← Back to context

Comment by padolsey

8 hours ago

This is fun. I'd like to see the same idea but oriented for richer tokens instead of simpler tokens. If you want to spend less tokens, then spend the 'good' ones. So, instead of saying 'make good' you could say 'improve idiomatically' or something. Depends on one's needs. I try to imagine every single token as an opportunity to bend/expand/limit the geometries I have access to. Language is a beautiful modulator to apply to reality, so I'll wager applying it with pedantic finesse will bring finer outputs than brutish humphs of cavemen. But let's see the benchmarks!

I'm reminded by the caveman skill of the clipped writing style used in telegrams, and your post further reminded me of "standard" books of telegram abbreviations.
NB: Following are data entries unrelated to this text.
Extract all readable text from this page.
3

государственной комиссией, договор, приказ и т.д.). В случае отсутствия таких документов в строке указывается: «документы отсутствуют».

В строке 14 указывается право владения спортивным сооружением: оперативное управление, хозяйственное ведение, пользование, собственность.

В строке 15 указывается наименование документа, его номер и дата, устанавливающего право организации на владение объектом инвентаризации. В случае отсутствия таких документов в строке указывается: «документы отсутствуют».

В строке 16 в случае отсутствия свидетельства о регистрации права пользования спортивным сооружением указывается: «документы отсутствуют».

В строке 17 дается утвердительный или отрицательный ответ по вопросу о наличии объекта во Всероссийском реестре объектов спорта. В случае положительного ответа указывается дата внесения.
Take a look at [0]; could we train models to use this kind of code and then decode it in the browser? These are "rich" tokens (they succinctly carry a lot of information).

[0] https://books.google.com/books?id=VO4OAAAAYAAJ&pg=PA464#v=on...
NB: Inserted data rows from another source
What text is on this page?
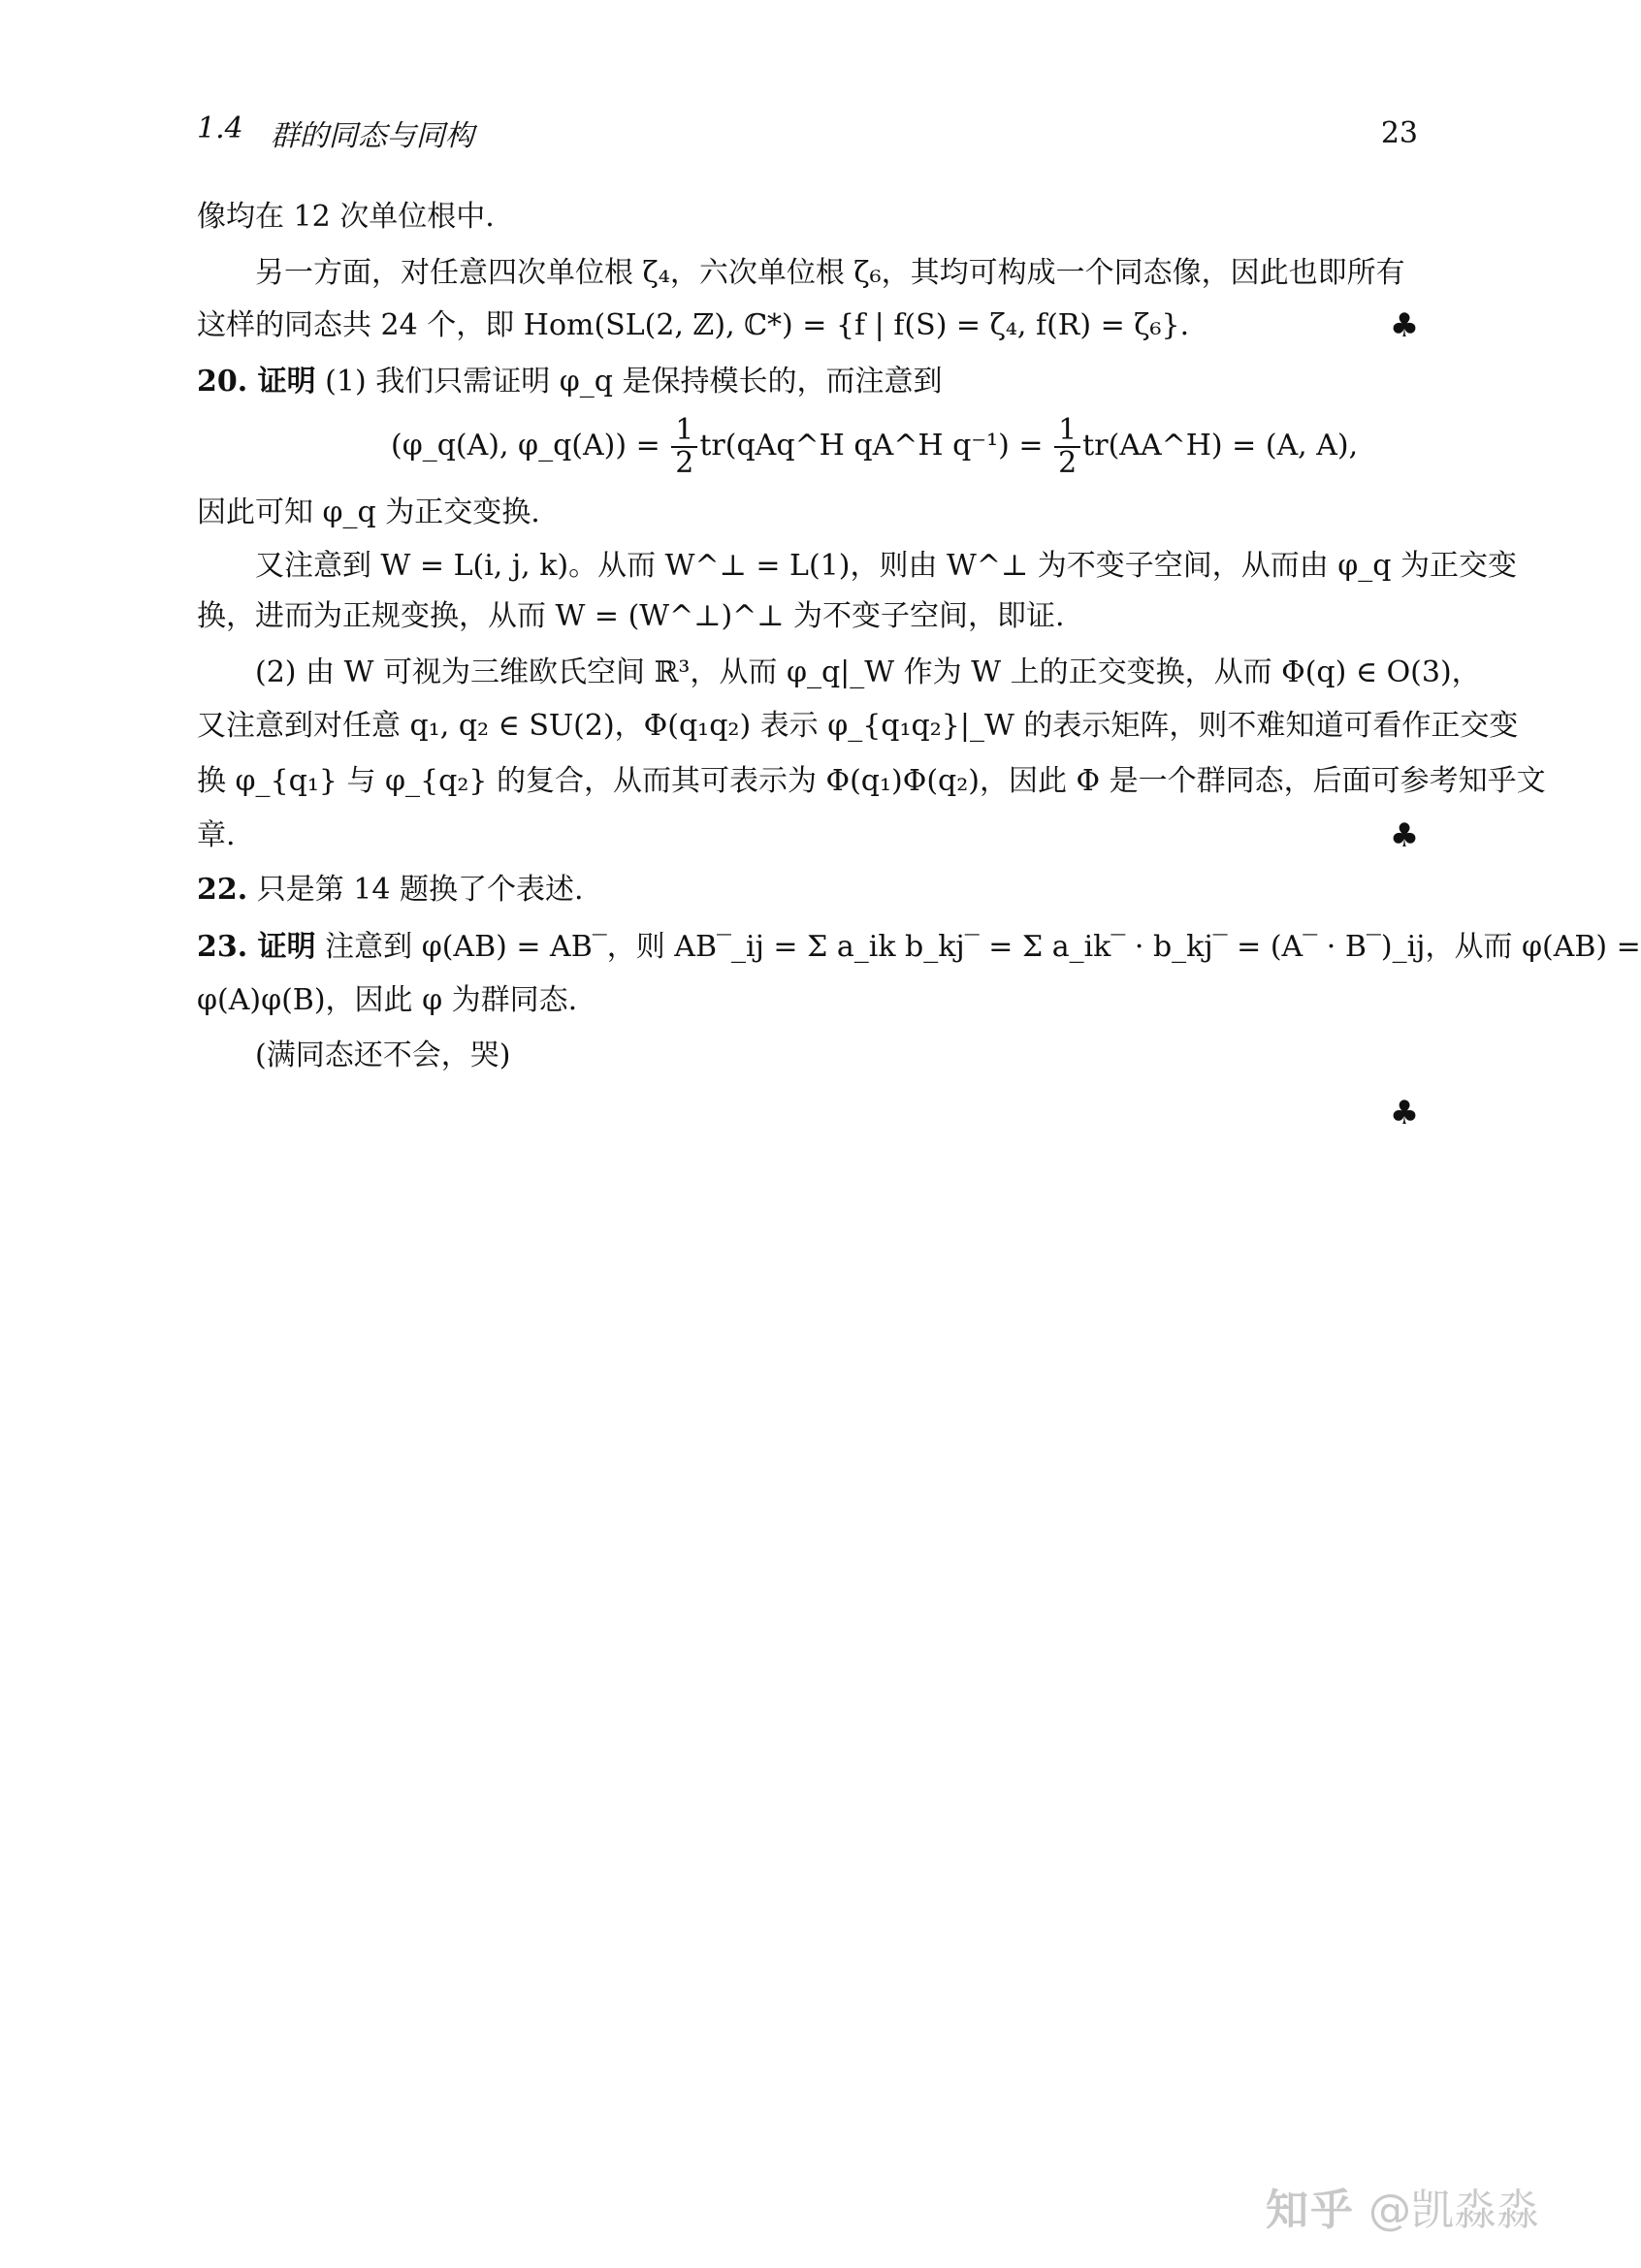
1.4 群的同态与同构	23
像均在 12 次单位根中.
另一方面，对任意四次单位根 ζ₄，六次单位根 ζ₆，其均可构成一个同态像，因此也即所有
这样的同态共 24 个，即 Hom(SL(2, ℤ), ℂ*) = {f | f(S) = ζ₄, f(R) = ζ₆}.	♣
20. 证明 (1) 我们只需证明 φ_q 是保持模长的，而注意到
(φ_q(A), φ_q(A)) = $\frac{1}{2}$ tr(qAq^H qA^H $q^{-1}) = \frac{1}{2}$ tr(AA^H) = (A, A),
因此可知 φ_q 为正交变换.
又注意到 W = L(i, j, k)。从而 W^⊥ = L(1)，则由 W^⊥ 为不变子空间，从而由 φ_q 为正交变
换，进而为正规变换，从而 W = (W^⊥)^⊥ 为不变子空间，即证.
(2) 由 W 可视为三维欧氏空间 ℝ³，从而 φ_q|_W 作为 W 上的正交变换，从而 Φ(q) ∈ O(3)，
又注意到对任意 q₁, q₂ ∈ SU(2)，Φ(q₁q₂) 表示 φ_{q₁q₂}|_W 的表示矩阵，则不难知道可看作正交变
换 φ_{q₁} 与 φ_{q₂} 的复合，从而其可表示为 Φ(q₁)Φ(q₂)，因此 Φ 是一个群同态，后面可参考知乎文
章.	♣
22. 只是第 14 题换了个表述.
23. 证明 注意到 φ(AB) = AB‾，则 AB‾_ij = Σ a_ik b_kj‾ = Σ a_ik‾ · b_kj‾ = (A‾ · B‾)_ij，从而 φ(AB) =
φ(A)φ(B)，因此 φ 为群同态.
(满同态还不会，哭)
♣
知乎 @凯淼淼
  • I would point out that the default BPE tokenization vocabulary used by many models (cl100k_base) is already a pretty powerful shorthand. It has a lot of short tokens, sure. But then:

    Token ID 73700 is the literal entire (space-prefixed) word " strawberry". (Which neatly explains the "strawberry problem.")
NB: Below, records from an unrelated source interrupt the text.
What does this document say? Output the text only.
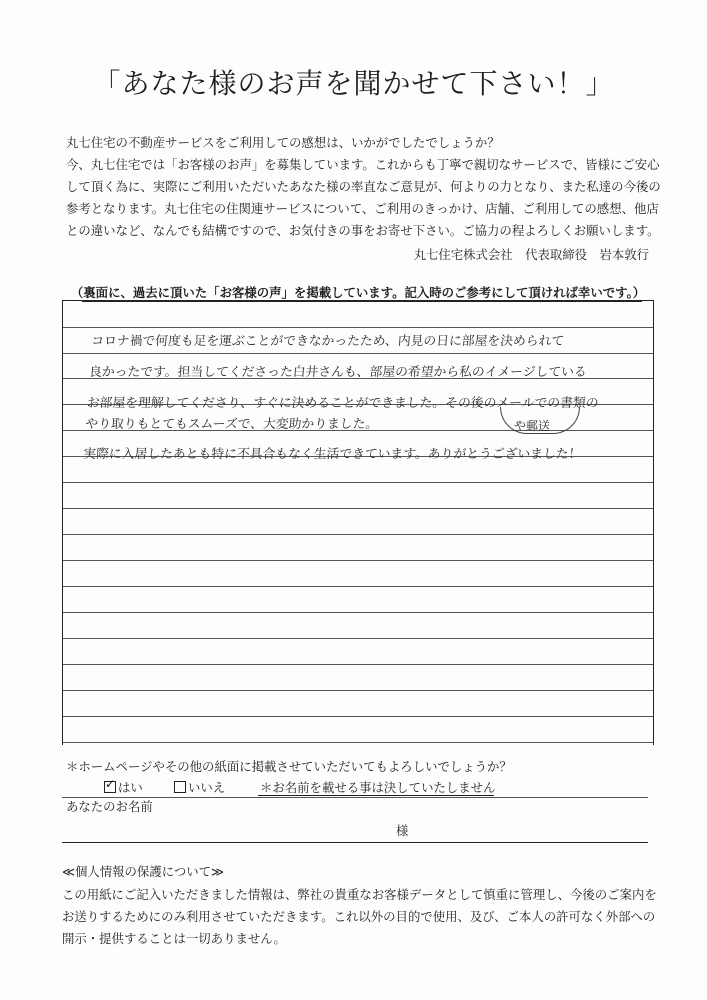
「あなた様のお声を聞かせて下さい！」
丸七住宅の不動産サービスをご利用しての感想は、いかがでしたでしょうか？
今、丸七住宅では「お客様のお声」を募集しています。これからも丁寧で親切なサービスで、皆様にご安心
して頂く為に、実際にご利用いただいたあなた様の率直なご意見が、何よりの力となり、また私達の今後の
参考となります。丸七住宅の住関連サービスについて、ご利用のきっかけ、店舗、ご利用しての感想、他店
との違いなど、なんでも結構ですので、お気付きの事をお寄せ下さい。ご協力の程よろしくお願いします。
丸七住宅株式会社　代表取締役　岩本敦行
（裏面に、過去に頂いた「お客様の声」を掲載しています。記入時のご参考にして頂ければ幸いです。）
コロナ禍で何度も足を運ぶことができなかったため、内見の日に部屋を決められて
良かったです。担当してくださった白井さんも、部屋の希望から私のイメージしている
お部屋を理解してくださり、すぐに決めることができました。その後のメールでの書類の
やり取りもとてもスムーズで、大変助かりました。
実際に入居したあとも特に不具合もなく生活できています。ありがとうございました！
や郵送
＊ホームページやその他の紙面に掲載させていただいてもよろしいでしょうか？
✓ はい	いいえ	＊お名前を載せる事は決していたしません
あなたのお名前
様
≪個人情報の保護について≫
この用紙にご記入いただきました情報は、弊社の貴重なお客様データとして慎重に管理し、今後のご案内を
お送りするためにのみ利用させていただきます。これ以外の目的で使用、及び、ご本人の許可なく外部への
開示・提供することは一切ありません。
    Token ID 27128 is " cryptocurrency". (And 41698 is " disappointment".)

    Token ID 44078 is " UnsupportedOperationException"!

    Token ID 58040 is 128 spaces in a row (and is the longest token in the vocabulary.)

    You'd be surprised how well this vocabulary can compress English prose — especially prose interspersed with code!

  • For a while I was missing the ability one uses all the time in stable diffusion prompts of using parentheses and floats to emphasize weight to different parts of the prompt. The more I thought about how it would work in an LLM though, the more I realized it's just reinventing code syntax and you could just give a code snippet to the LLM prompt.

Try:

“””

Your response: MILSPEC prose register. Max per-token semantic yield. Domain nomenclature over periphrasis. Hypotactic, austere. Plaintext only; omit bold.

“””

Hmm... this sounds a lot like the old RISC vs CISC argument all over again. RISC won because simplicity scales better and you can always define complex instructions in terms of simple ones. So while I would relish experiencing the timeline in which our computerized chums bootstrap into sentience through the judicious application of carefully selected and highly nuanced words, it's playing out the other way: LLMs doing a lot of 'thinking' using a small curated set of simple and orthogonal concepts.

  • RISC good. CISC bad. But CISC tribe sneaky — hide RISC inside. Look CISC outside, think RISC inside. Trick work long time.

    Then ARM come. ARM very RISC. ARM go in phone. ARM go in tablet. ARM go everywhere. Apple make ARM chip, beat x86 with big club. Many impressed. Now ARM take server too. x86 tribe scared.

    RISC-V new baby RISC. Free for all. Many tribe use. Watch this one.

    RISC win brain fight. x86 survive by lying. ARM win world.